Aims: To demonstrate the feasibility of the Leaflex™ Catheter System, a novel percutaneous device for fracturing valve calcification using mechanical impact in order to regain leaflet mobility. Methods and results: Radiographic analysis of calcium patterns in 90 ex vivo human aortic valve leaflets demonstrated that 82% of leaflets had a typical "bridge" or "half-bridge" pattern, which formed the basis for the catheter design.
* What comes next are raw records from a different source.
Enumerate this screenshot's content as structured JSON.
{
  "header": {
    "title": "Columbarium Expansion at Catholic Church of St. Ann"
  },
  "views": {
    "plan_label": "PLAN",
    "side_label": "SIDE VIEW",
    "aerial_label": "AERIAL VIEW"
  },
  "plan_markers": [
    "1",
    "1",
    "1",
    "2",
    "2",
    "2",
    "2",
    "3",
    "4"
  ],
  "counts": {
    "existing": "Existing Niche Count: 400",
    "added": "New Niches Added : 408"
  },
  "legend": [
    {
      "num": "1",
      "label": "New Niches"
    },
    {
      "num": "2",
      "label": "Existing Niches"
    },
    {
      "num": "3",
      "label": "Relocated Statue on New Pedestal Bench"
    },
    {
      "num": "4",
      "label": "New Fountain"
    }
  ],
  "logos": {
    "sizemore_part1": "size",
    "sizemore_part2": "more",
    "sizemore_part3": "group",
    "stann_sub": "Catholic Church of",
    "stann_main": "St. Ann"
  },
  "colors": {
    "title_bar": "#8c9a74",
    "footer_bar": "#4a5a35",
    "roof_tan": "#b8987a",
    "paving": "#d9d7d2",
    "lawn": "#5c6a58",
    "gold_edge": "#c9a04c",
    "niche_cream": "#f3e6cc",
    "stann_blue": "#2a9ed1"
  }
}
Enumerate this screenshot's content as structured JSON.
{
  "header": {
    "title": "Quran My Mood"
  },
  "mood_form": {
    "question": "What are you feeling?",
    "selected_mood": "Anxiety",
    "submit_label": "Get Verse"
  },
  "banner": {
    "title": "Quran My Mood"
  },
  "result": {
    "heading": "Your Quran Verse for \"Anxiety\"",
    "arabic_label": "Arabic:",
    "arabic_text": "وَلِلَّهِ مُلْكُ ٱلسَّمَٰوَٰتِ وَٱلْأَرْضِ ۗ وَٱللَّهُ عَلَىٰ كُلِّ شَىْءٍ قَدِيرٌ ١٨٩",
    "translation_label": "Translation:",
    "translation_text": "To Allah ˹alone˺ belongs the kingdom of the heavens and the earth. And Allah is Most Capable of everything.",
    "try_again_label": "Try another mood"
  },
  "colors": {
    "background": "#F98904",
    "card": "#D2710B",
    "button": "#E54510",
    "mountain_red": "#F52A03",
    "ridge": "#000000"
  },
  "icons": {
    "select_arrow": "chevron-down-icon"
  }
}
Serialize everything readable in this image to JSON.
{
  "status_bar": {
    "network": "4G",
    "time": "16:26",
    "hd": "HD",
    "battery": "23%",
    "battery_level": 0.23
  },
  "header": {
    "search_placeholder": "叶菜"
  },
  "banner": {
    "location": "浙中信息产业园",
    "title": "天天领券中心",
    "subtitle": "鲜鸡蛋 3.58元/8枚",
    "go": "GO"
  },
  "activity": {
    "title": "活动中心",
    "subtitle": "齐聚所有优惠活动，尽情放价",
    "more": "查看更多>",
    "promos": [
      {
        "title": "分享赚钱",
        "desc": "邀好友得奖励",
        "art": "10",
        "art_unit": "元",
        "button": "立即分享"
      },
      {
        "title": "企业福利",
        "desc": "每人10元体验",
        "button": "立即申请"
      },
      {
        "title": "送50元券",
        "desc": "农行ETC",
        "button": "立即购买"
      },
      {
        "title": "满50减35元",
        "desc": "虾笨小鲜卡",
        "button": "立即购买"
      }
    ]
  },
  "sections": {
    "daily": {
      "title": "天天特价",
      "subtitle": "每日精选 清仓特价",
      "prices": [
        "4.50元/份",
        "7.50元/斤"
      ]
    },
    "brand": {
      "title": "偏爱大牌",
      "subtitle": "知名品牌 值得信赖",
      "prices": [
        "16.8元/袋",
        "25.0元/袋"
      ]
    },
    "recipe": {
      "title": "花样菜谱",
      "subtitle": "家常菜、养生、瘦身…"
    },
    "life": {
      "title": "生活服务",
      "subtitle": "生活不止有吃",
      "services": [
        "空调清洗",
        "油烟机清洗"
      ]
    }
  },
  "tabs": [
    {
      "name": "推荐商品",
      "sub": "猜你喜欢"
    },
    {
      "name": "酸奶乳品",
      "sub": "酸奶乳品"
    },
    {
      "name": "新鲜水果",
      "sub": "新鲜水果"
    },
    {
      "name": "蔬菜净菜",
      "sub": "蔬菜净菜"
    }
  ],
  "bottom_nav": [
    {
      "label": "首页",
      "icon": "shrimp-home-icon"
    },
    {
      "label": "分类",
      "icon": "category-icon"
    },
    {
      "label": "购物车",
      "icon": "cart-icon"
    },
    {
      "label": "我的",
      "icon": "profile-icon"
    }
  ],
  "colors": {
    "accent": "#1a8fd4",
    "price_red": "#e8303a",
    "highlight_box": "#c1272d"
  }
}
The therapeutic effect was quantified in 13 leaflets showing a reduction of 49±16% in leaflet resistance to folding after treatment. A pulsatile flow simulator was then used with 11 ex vivo valves demonstrating an increase in aortic valve area of 35±12%. Using gross pathology and histology on fresh calcified leaflets, we then verified that mechanical impacts do not entail excessive risk of embolisation. In vivo safety and usability were then confirmed in the ovine model. Conclusions: We demonstrated preclinically that it is feasible to improve valve function using the Leaflex™ technology. Once demonstrated clinically, such an approach may have an important role as preparation for or bridging to TAVI, as destination treatment for patients where TAVI is clinically or economically questionable and, in the future, maybe even as a means to slow disease progression in asymptomatic patients.